Student Loan Act Silent on Fate of Beneficiaries Unemployed After Two-Years Post-NYSC

By Ode Uduu

July 05, 2023

The Student Loan Act 2023, or the Access to Higher Education Act 2023, is an initiative that will enhance swift access to higher education for the poor. 

This initiative will provide access to tertiary education for at least 133 million Nigerians who earn the lowest incomes. 

Recipients are expected to commence repayment two years after the completion of their youth service. But the Act states this assuming that every graduate will be gainfully employed immediately after graduation.

However, the latest data on unemployment shows that 33.28 per cent are unemployed, while an additional 22.84 are underemployed by the end of 2020. What, then, will be the fate of the loan recipients who will be unemployed even after two years of youth service?

Section 6 of the act states the function of the Nigerian Education Loan Fund, which is saddled with the responsibility of managing the loan. Sub-sections 6 and 7 indicate that the fund will monitor the recipients’ progress from the award stage to employment.

“Monitor academic records of grantees of the loan to obtain information on their year of graduation, national service, and employment in to ensure that grantees of the loan commence repayment of the loan as at when due.

Liaise with the employers of the grantees and conclude documentation with employers to ensure that the required sum to be deducted is deducted from the grantees salary and remitted to the student loan fund/account as directed by the commission.”

Thus, loan beneficiaries will be on constant monitoring to determine their academic progress and employment status after graduation. It is expected that Section 18 will be implemented on the grantees two years after their youth service.

This will be done by deducting 10 per cent of their earnings at source from those employed. Those who will be self-employed are also expected to remit 10 per cent of their profits to the fund.

Thus, while there is unemployment in the country, others are underemployed. This means they earn far below their required pay according to their qualifications. This could be traced to people working on any available job rather than being unemployed.

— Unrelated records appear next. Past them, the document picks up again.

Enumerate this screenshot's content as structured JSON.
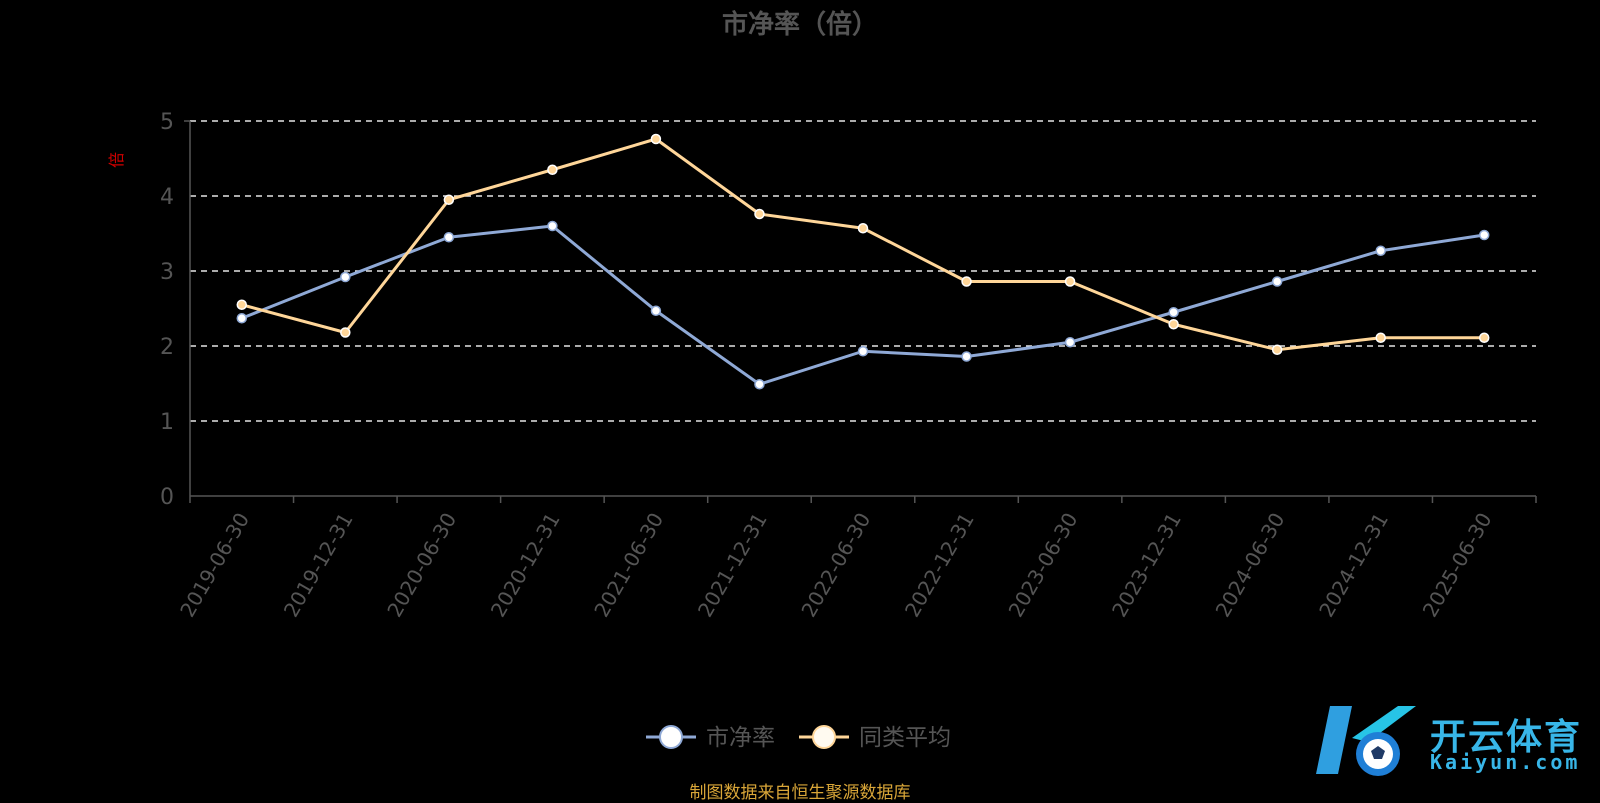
{
  "chart_data": {
    "type": "line",
    "title": "市净率（倍）",
    "ylabel": "倍",
    "categories": [
      "2019-06-30",
      "2019-12-31",
      "2020-06-30",
      "2020-12-31",
      "2021-06-30",
      "2021-12-31",
      "2022-06-30",
      "2022-12-31",
      "2023-06-30",
      "2023-12-31",
      "2024-06-30",
      "2024-12-31",
      "2025-06-30"
    ],
    "ylim": [
      0,
      5
    ],
    "yticks": [
      0,
      1,
      2,
      3,
      4,
      5
    ],
    "grid": true,
    "legend_position": "bottom",
    "series": [
      {
        "name": "市净率",
        "color": "#8fa9d6",
        "values": [
          2.37,
          2.92,
          3.45,
          3.6,
          2.47,
          1.49,
          1.93,
          1.86,
          2.05,
          2.45,
          2.86,
          3.27,
          3.48
        ]
      },
      {
        "name": "同类平均",
        "color": "#ffd699",
        "values": [
          2.55,
          2.18,
          3.95,
          4.35,
          4.76,
          3.76,
          3.57,
          2.86,
          2.86,
          2.29,
          1.95,
          2.11,
          2.11
        ]
      }
    ]
  },
  "source_note": "制图数据来自恒生聚源数据库",
  "watermark": {
    "cn": "开云体育",
    "en": "Kaiyun.com",
    "icon": "k-soccer-ball-logo"
  }
}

For this category, they will remit the required percentage to the fund, even though it will cost them their comfort as they need to earn more in the first place.

Currently, only the government pays minimum wage in the country, meaning that most people earn far below the minimum wage. This leaves the majority of the graduates financially underemployed.

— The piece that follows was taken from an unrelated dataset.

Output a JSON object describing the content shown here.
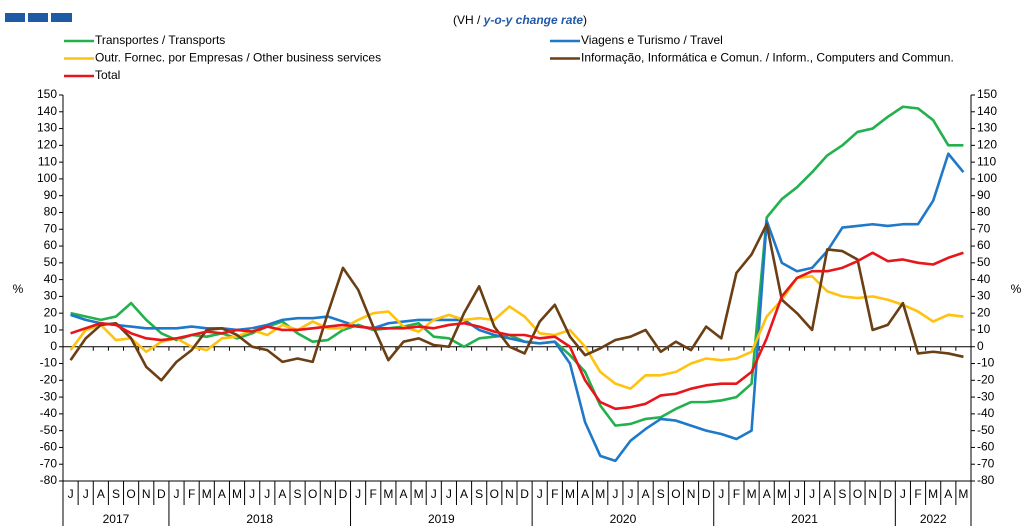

Depending on the amount of loan granted to them, they will spend one-third at the minimum of their working career repaying the loan.

Thus, those employed, even at the level of underemployment, will be able to repay the loan. The duration of repayment does not matter as it will be spread over their career life. An example is the former President of the United States, Barack Obama, who announced that he completed his student loan repayment in 2004 while he was still a Senator.

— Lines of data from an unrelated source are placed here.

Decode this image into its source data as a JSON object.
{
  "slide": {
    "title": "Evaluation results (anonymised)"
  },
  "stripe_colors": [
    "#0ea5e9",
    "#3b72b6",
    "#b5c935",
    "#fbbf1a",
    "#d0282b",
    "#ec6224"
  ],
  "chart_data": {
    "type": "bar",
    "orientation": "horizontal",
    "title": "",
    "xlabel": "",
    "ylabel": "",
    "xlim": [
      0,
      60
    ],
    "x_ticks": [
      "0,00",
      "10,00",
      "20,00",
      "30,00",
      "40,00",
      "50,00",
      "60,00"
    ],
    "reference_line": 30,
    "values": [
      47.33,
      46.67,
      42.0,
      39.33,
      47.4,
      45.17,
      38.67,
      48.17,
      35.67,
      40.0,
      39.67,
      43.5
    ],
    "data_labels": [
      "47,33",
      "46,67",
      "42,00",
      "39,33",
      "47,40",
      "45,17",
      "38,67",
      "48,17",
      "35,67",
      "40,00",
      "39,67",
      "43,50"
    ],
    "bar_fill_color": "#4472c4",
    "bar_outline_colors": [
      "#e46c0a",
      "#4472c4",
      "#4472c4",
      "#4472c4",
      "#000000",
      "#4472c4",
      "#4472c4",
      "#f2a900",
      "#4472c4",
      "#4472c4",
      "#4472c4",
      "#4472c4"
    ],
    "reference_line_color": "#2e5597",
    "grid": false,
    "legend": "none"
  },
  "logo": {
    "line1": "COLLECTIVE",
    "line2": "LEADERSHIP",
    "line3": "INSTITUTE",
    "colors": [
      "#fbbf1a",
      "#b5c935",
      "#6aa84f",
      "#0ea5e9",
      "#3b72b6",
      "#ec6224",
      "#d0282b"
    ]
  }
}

Those employed (including those underemployed) receiving some income level can repay at a time in their careers. This also applies to those self-employed and making a profit from their businesses.

However, the Act is mute about those who eventually become unemployed even after two years of post-youth service.

Sub-section 6 only stipulates a penalty for those who will be self-employed after their youth service who fail to provide details of their business financial report. It states that “anyone in default of the provision of sub-section 4 above, or found to be aiding the default of sub-section 5, commits an offence and is liable on conviction to a fine of N500,000, or imprisonable for two years term or both.”

The Act remains mute on the fate of those who are unable to secure any form of employment two years after their youth service. Also, the fate of those who peradventure becomes disabled and cannot work after and repay the loan.

As applicable in the United States, beneficiaries are granted loan forgiveness if they become disabled and cannot work. For such persons to be granted pardon, they must apply through the Total and Payment Disability discharge (TPD). The category under this disability is defined as those who are veterans, those receiving other benefits, and those otherwise disabled,

A Legal Practitioner, Basil Hemba, said since the law is silent about that, there are no implications of failure to repay the loan on those who are yet to be employed two years later. He raised concerns about students cashing out on the government by collecting the loan and defaulting. But pointed out that the repayment process, as stipulated in the act, allays any fear of that.

Barr Hemba, however, pointed out that no college graduate intends to stay idle as they will aspire to secure a paid job or business after graduation. He feels this is why the act was silent about the fate of the unemployed, even two years after NYSC.